The Zack Cooper research undertaken in a possibly dubious corner of the LSE – which the government repeatedly uses as ‘evidence’ for the introduction of free market competition – has been touted as valid on the paper-thin premise that, as former health secretary Frank Dobson said during the government’s four-hour/364-amendment guillotine debate on the day the bill so tragically passed into law:
“[Where] heart attack outcomes improved by 7% where competition was present, [the same findings could be translated into provision] across the board.”
Patently this is a nonsensical analogy which has been speedily shot down in flames by a raft of considerably more qualified experts. However we now have a law which is entangled with this high risk academic error. Reference to the US demonstrates the key funding issue is the long term extraction of profit, which in turn raises costs as patients find to their cost.
How straightforward will it be to resist the advances of a marauding private sector to bring forth the same outcome as the non-consulted social enterprise proposal? What would be the private sector response? What will be the response of commissioning bodies who are faced with legal action from both sides? Does this case indeed offer a way for commissioners to block EU Competition Law as long as services are retained within the NHS?
Will it really be possible, as Professor Allyson Pollock advises, to “stop all commercial contracts”, citing the danger of the government continuing to claim commercial confidentiality trumps the public’s right to know about contract decisions.
Clearly the Department of Health will use the Freedom of Information Act as it suits them (in this case Section 43) – even when it flies in the face of their own minister’s Liberal Democrat conference resolution. This is the world which our NHS now inhabits.
The Gloucester campaigners are certainly on alert to see whether there is a demonstrable commitment to co-operating with the rest of the NHS and “keep things in the NHS family”, with the stated assurance that if the PCT fails to demonstrate such commitment, then further legal and political challenges will result.
The High Court 4 Point Order which they obtained would form the basis of any such action; namely:
The PCT is legally obliged to:
1). Involve public;
2). Consider NHS options;
3). Invite ‘expressions of interest’ (in bidding) – crucially, not the same as ‘inviting bids’; before
4). Deciding what to do, which may or may not involve ‘inviting bids’, depending on whether NHS bodies come forward, which would mean they didn’t need to go to stage of open tender, i.e. inviting bids.
This is not a minor distinction, and to prejudge it breaches the order.
In the midst of this fast changing political and public service landscape – aside from the overall risk level, per se - the key question must be: after all the months of tortuous debate, does the bill stack up in law? Our arrogant, out-of-touch government, believing themselves to be above the law, have not perhaps taken much account of this.
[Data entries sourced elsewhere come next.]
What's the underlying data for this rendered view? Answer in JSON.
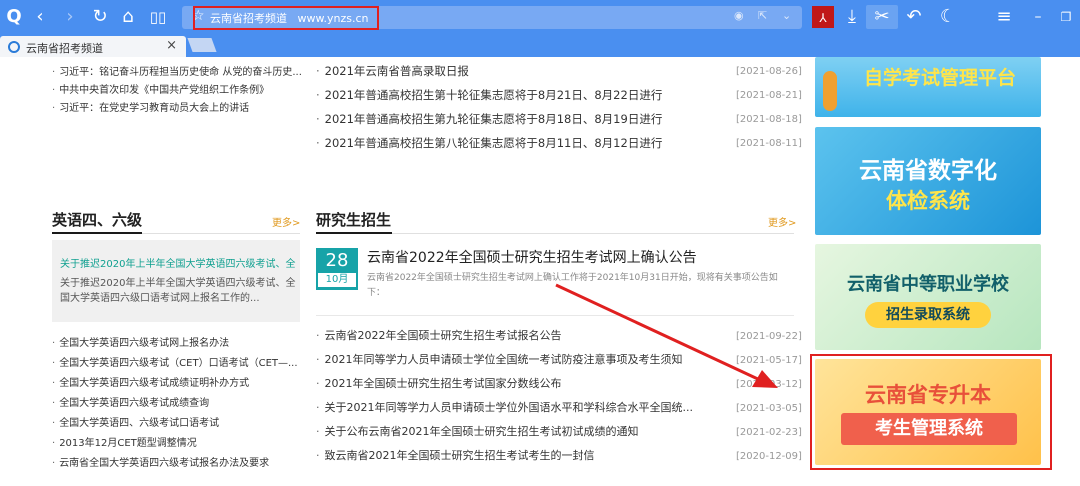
{
  "browser": {
    "address_title": "云南省招考频道",
    "address_url": "www.ynzs.cn",
    "tab_title": "云南省招考频道",
    "tab_close": "×"
  },
  "news_top_left": [
    "习近平：铭记奋斗历程担当历史使命 从党的奋斗历史...",
    "中共中央首次印发《中国共产党组织工作条例》",
    "习近平：在党史学习教育动员大会上的讲话"
  ],
  "news_top_mid": [
    {
      "title": "2021年云南省普高录取日报",
      "date": "[2021-08-26]"
    },
    {
      "title": "2021年普通高校招生第十轮征集志愿将于8月21日、8月22日进行",
      "date": "[2021-08-21]"
    },
    {
      "title": "2021年普通高校招生第九轮征集志愿将于8月18日、8月19日进行",
      "date": "[2021-08-18]"
    },
    {
      "title": "2021年普通高校招生第八轮征集志愿将于8月11日、8月12日进行",
      "date": "[2021-08-11]"
    }
  ],
  "cet": {
    "heading": "英语四、六级",
    "more": "更多>",
    "highlight_title": "关于推迟2020年上半年全国大学英语四六级考试、全",
    "highlight_body": "关于推迟2020年上半年全国大学英语四六级考试、全国大学英语四六级口语考试网上报名工作的...",
    "items": [
      "全国大学英语四六级考试网上报名办法",
      "全国大学英语四六级考试（CET）口语考试（CET—...",
      "全国大学英语四六级考试成绩证明补办方式",
      "全国大学英语四六级考试成绩查询",
      "全国大学英语四、六级考试口语考试",
      "2013年12月CET题型调整情况",
      "云南省全国大学英语四六级考试报名办法及要求"
    ]
  },
  "grad": {
    "heading": "研究生招生",
    "more": "更多>",
    "cal_day": "28",
    "cal_month": "10月",
    "feature_title": "云南省2022年全国硕士研究生招生考试网上确认公告",
    "feature_summary": "云南省2022年全国硕士研究生招生考试网上确认工作将于2021年10月31日开始，现将有关事项公告如下：",
    "items": [
      {
        "title": "云南省2022年全国硕士研究生招生考试报名公告",
        "date": "[2021-09-22]"
      },
      {
        "title": "2021年同等学力人员申请硕士学位全国统一考试防疫注意事项及考生须知",
        "date": "[2021-05-17]"
      },
      {
        "title": "2021年全国硕士研究生招生考试国家分数线公布",
        "date": "[2021-03-12]"
      },
      {
        "title": "关于2021年同等学力人员申请硕士学位外国语水平和学科综合水平全国统...",
        "date": "[2021-03-05]"
      },
      {
        "title": "关于公布云南省2021年全国硕士研究生招生考试初试成绩的通知",
        "date": "[2021-02-23]"
      },
      {
        "title": "致云南省2021年全国硕士研究生招生考试考生的一封信",
        "date": "[2020-12-09]"
      }
    ]
  },
  "banners": {
    "b1": "自学考试管理平台",
    "b2_l1": "云南省数字化",
    "b2_l2": "体检系统",
    "b3_l1": "云南省中等职业学校",
    "b3_l2": "招生录取系统",
    "b4_l1": "云南省专升本",
    "b4_l2": "考生管理系统"
  }
}
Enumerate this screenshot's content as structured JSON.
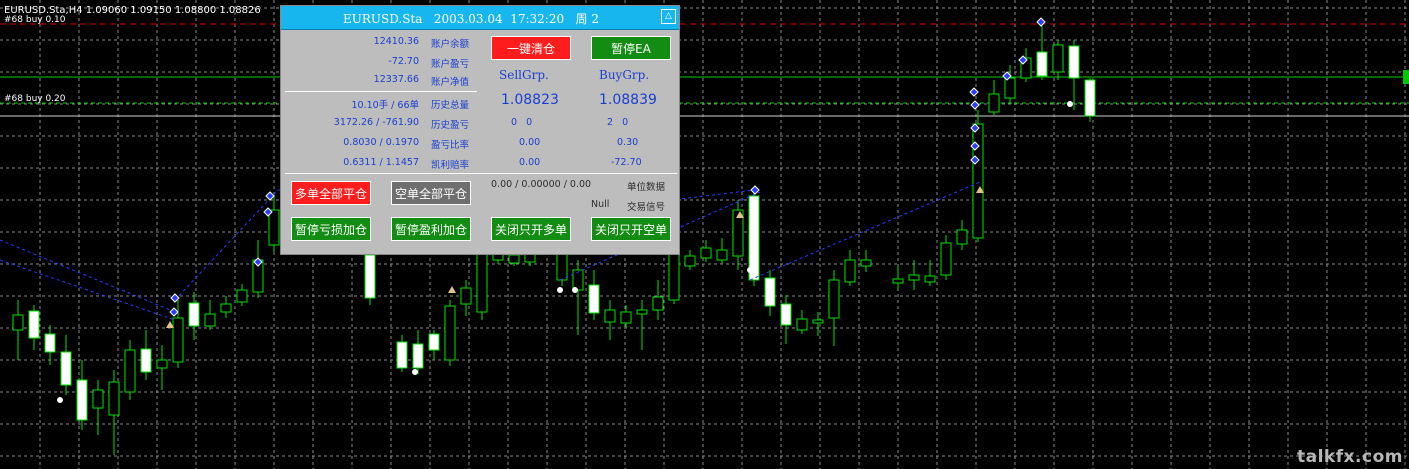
{
  "chart": {
    "symbol_info": "EURUSD.Sta,H4  1.09060 1.09150 1.08800 1.08826",
    "order_labels": [
      "#68 buy 0.10",
      "#68 buy 0.20"
    ],
    "watermark": "talkfx.com",
    "colors": {
      "bull": "#00e400",
      "bear_body": "#ffffff",
      "grid": "#8a8a8a",
      "order_line": "#00c800",
      "stop_line": "#d00000",
      "trend": "#2a3cff"
    }
  },
  "panel": {
    "title": "EURUSD.Sta   2003.03.04  17:32:20   周 2",
    "collapse_icon": "△",
    "account": [
      {
        "value": "12410.36",
        "label": "账户余额"
      },
      {
        "value": "-72.70",
        "label": "账户盈亏"
      },
      {
        "value": "12337.66",
        "label": "账户净值"
      }
    ],
    "history": [
      {
        "value": "10.10手 / 66单",
        "label": "历史总量"
      },
      {
        "value": "3172.26 / -761.90",
        "label": "历史盈亏"
      },
      {
        "value": "0.8030 / 0.1970",
        "label": "盈亏比率"
      },
      {
        "value": "0.6311 / 1.1457",
        "label": "凯利赔率"
      }
    ],
    "buttons": {
      "close_all": "一键清仓",
      "pause_ea": "暂停EA",
      "close_longs": "多单全部平仓",
      "close_shorts": "空单全部平仓",
      "pause_loss_add": "暂停亏损加仓",
      "pause_profit_add": "暂停盈利加仓",
      "long_only_off": "关闭只开多单",
      "short_only_off": "关闭只开空单"
    },
    "sell": {
      "header": "SellGrp.",
      "price": "1.08823",
      "counts": "0   0",
      "ratio": "0.00",
      "pnl": "0.00"
    },
    "buy": {
      "header": "BuyGrp.",
      "price": "1.08839",
      "counts": "2   0",
      "ratio": "0.30",
      "pnl": "-72.70"
    },
    "unit_data": {
      "value": "0.00 / 0.00000 / 0.00",
      "label": "单位数据"
    },
    "signal": {
      "value": "Null",
      "label": "交易信号"
    }
  }
}
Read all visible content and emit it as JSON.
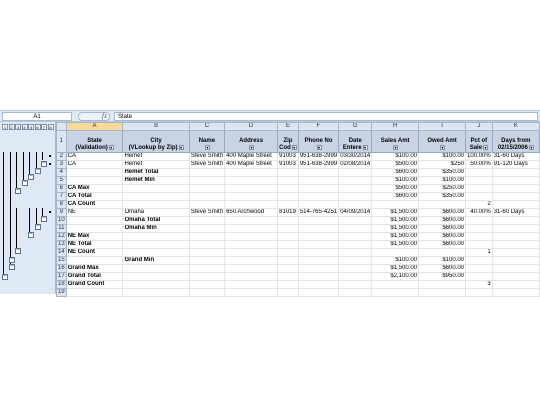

However, those who have to enact the resultant legislation are largely not cut from the same self-serving cloth.
Now the Gloucestershire test case offers a point of reference for effective legal challenge. It will be interesting to see exactly who sees this emergency flare and explores its capacity to stage an effective rescue. It’s lifeboats time folks – let’s just make sure they are all used to the max.
Meanwhile, there is still time to complain to the BBC about their woeful lack of coverage on the health and social care bill. You may find reference to sections 3 (accuracy ), 4 (impartiality), 5 (audience expectations and mandatory referrals) of their own editorial guidelines to be a useful point of reference.